Nini suspirou e pôs-se a chorar em silêncio. – Agora temos choro!…pensou
Amâncio com tédio. Nini, como se adivinhara tal pensamento, olhou para ele
e pediu perdão com um sorriso, ainda mais triste que o choro – Eu sou aqui
da opinião do Ser. Amâncio de Vasconcelos…disse o gentleman a Mme. Brizard,
em tom discreto. Mme. Brizard não sabia, porém, do que tratava o Lambertosa.
– Ah! volveu este. – Refiro-me ao que avançou anteontem o nosso ilustre companheiro,
e indicou Amâncio com um gesto, _que avançou a respeito da vantagem que um
novo casamento traria, sem dúvida ,à senhora sua filha. – Ah! fez Mme. Brizard
já não me lembrava disso. O Sr…. – Lambertosa, minha senhora, Lambertosa…
O Sr. Lambertosa é então de opinião que o casamento convém às enfermidades
nervosas?… O gentleman concentrou a fisionomia, limpou o bigode ao guardanapo,
ergueu uma faca, e principiou a emitir o seu judicioso e meditado parecer.
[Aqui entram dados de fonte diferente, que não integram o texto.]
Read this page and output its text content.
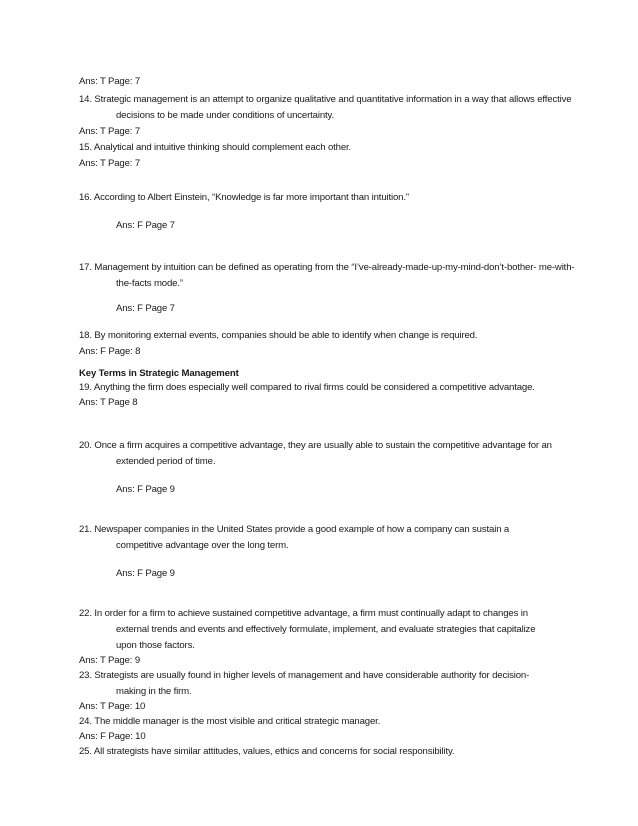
Ans: T Page: 7
14. Strategic management is an attempt to organize qualitative and quantitative information in a way that allows effective
decisions to be made under conditions of uncertainty.
Ans: T Page: 7
15. Analytical and intuitive thinking should complement each other.
Ans: T Page: 7
16. According to Albert Einstein, “Knowledge is far more important than intuition.”
Ans: F Page 7
17. Management by intuition can be defined as operating from the “I’ve-already-made-up-my-mind-don’t-bother- me-with-
the-facts mode.”
Ans: F Page 7
18. By monitoring external events, companies should be able to identify when change is required.
Ans: F Page: 8
Key Terms in Strategic Management
19. Anything the firm does especially well compared to rival firms could be considered a competitive advantage.
Ans: T Page 8
20. Once a firm acquires a competitive advantage, they are usually able to sustain the competitive advantage for an
extended period of time.
Ans: F Page 9
21. Newspaper companies in the United States provide a good example of how a company can sustain a
competitive advantage over the long term.
Ans: F Page 9
22. In order for a firm to achieve sustained competitive advantage, a firm must continually adapt to changes in
external trends and events and effectively formulate, implement, and evaluate strategies that capitalize
upon those factors.
Ans: T Page: 9
23. Strategists are usually found in higher levels of management and have considerable authority for decision-
making in the firm.
Ans: T Page: 10
24. The middle manager is the most visible and critical strategic manager.
Ans: F Page: 10
25. All strategists have similar attitudes, values, ethics and concerns for social responsibility.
Surgiram logo as contendas. Lúcia marcou a página do livro de capa roxa e
olhou muito séria para os outros, pronta a dar a sua réplica. Mme. Brizard,
enquanto os mais discutiam, tamborilava com os dedos sobre a mesa, afitar
um queijo de Minas, com um gesto profundo e repassado de filosofismo. O Pereira
comia consecutivos pedaços de pão, sem abrir os olhos, e Amâncio procurava
uma evasiva para se escafeder. Afinal, o Coqueiro, que havia já formado um
grupo à parte com o Dr. Tavares, quis fechar a discussão; mas o advogado ergueu-se
de súbito, segurou as costas da cadeira, arregalou os olhos, e desencadeou
a sua eloqüência . Em pouco, só ele falava, esquecido, como de costume, do
lugar e da situação. Imaginava-se já num tribunal, em pleno exercício de suas
funções. Pintou floreadamente o lamentável estado de Nini. Qualificou-a de
“vítima inocente dos impenetráveis caprichos de Deus”; descreveu a dolorosa
expressão do semblante da “‘infeliz moça”; disse que os olhos dela falavam
a misteriosa linguagem do amor, e, quando se dispunha a dar afinal a sua esperada
opinião sobre o casamento, a pobre enferma, muito vendida com o que vociferava
o tagarela a seu respeito, abriu a soluçar estrepitosamente. A francesa ergueu-se,
de mau humor, para pedir ao Dr. Tavares que se deixasse daquilo, “por amor
de Deus!” Doutro lado o Coqueiro também lhe suplicava que se calasse. Mas
o demônio do homem já se não podia conter. As palavras borbotavam-lhe da língua,
como o sangue de uma facada. Fez imagens poéticas sobre o casamento , citou
nomes históricos, e jurou, à fé de suas convicções,, “que aquela desventurada
criatura precisava de um esposo, mais do que as flores carecem do orvalho,
mais do que as aves carecem do ar; mais do que os cérebros carecem de luz!”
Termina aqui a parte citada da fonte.